A newly identified zero-day, CVE-2025-53690, has been exploited in the wild, with serious implications for healthcare organizations that still depend on legacy Sitecore platforms for patient portals, scheduling systems, or online services. The flaw arises from a sample ASP.NET machine key included in Sitecore’s pre-2017 documentation. Some administrators mistakenly deployed this key in production systems, leaving healthcare websites and portals vulnerable to remote code execution (RCE) attacks.
Threat actors are abusing the /sitecore/blocked.aspx endpoint, where an unauthenticated ViewState field can be manipulated using the reused machine key. Once triggered, attackers achieve code execution under the IIS NETWORK SERVICE account, enabling them to install a reconnaissance backdoor called WeepSteel. For healthcare environments, this presents an especially dangerous risk: the malware can silently collect host, network, and process data, disguising its activity as legitimate traffic.
The attack lifecycle. Source: cloud.google.com.
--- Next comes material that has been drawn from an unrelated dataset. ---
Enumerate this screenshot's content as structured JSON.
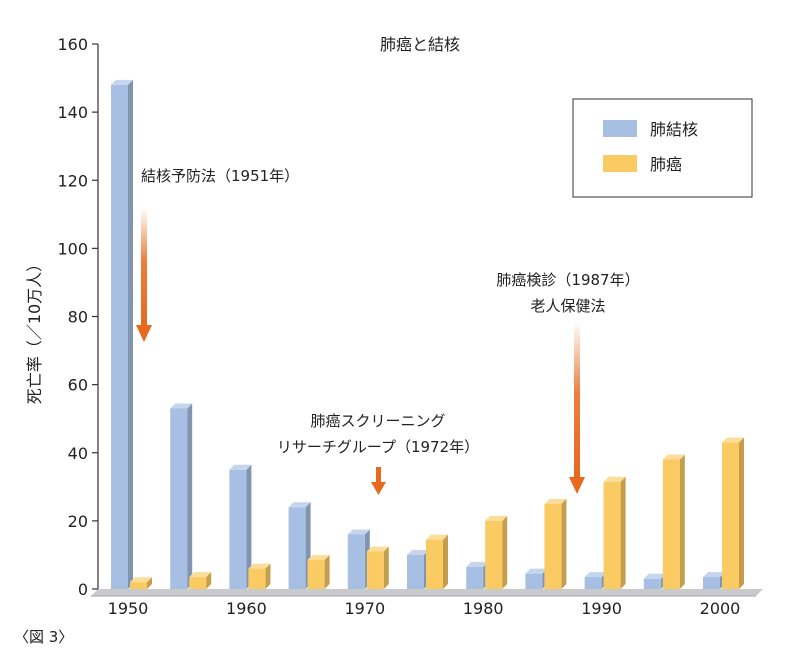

Mandiant’s investigation shows that after deploying WeepSteel, attackers execute a series of reconnaissance commands and then escalate operations by installing tools such as Earthworm (network tunneling), Dwagent (remote access), and 7-Zip (for archiving stolen files). They also create local administrator accounts (asp$, sawadmin), dump cached credentials, and attempt token impersonation. In a healthcare context, this could open access pathways to sensitive electronic health records (EHRs), billing systems, or imaging data repositories.
Persistence techniques include disabling password expiration, enabling RDP access, and registering Dwagent as a SYSTEM service. These measures make it easier for attackers to maintain long-term access — a dangerous scenario in healthcare, where systems often run continuously and downtime directly impacts patient care.
The vulnerability affects Sitecore Experience Manager (XM), Experience Platform (XP), Experience Commerce (XC), and Managed Cloud up to version 9.0, but only if deployed with the vulnerable sample key. Products like XM Cloud, Content Hub, and OrderCloud are not impacted. However, many healthcare organizations that adopted Sitecore for web-facing services prior to 2017 may still be at risk if machine keys were never updated.
Sitecore, working with Mandiant, has issued a security bulletin urging all organizations — including hospitals and health systems — to replace static <machineKey> values in web.config immediately with unique, randomly generated keys and encrypt the <machineKey> element. Ongoing rotation of static keys is strongly recommended to prevent future exploitation.
Healthcare organizations relying on legacy Sitecore deployments should treat CVE-2025-53690 as an urgent priority. Outdated machine keys create hidden entry points that sophisticated attackers can use to infiltrate systems, establish persistence, and potentially move laterally toward protected health information (PHI). IT leaders should audit all Sitecore-based portals, replace and encrypt machine keys, rotate keys regularly, and review environments for signs of intrusion. Protecting patient trust and safeguarding care delivery requires treating web platform security as part of the broader clinical safety mandate.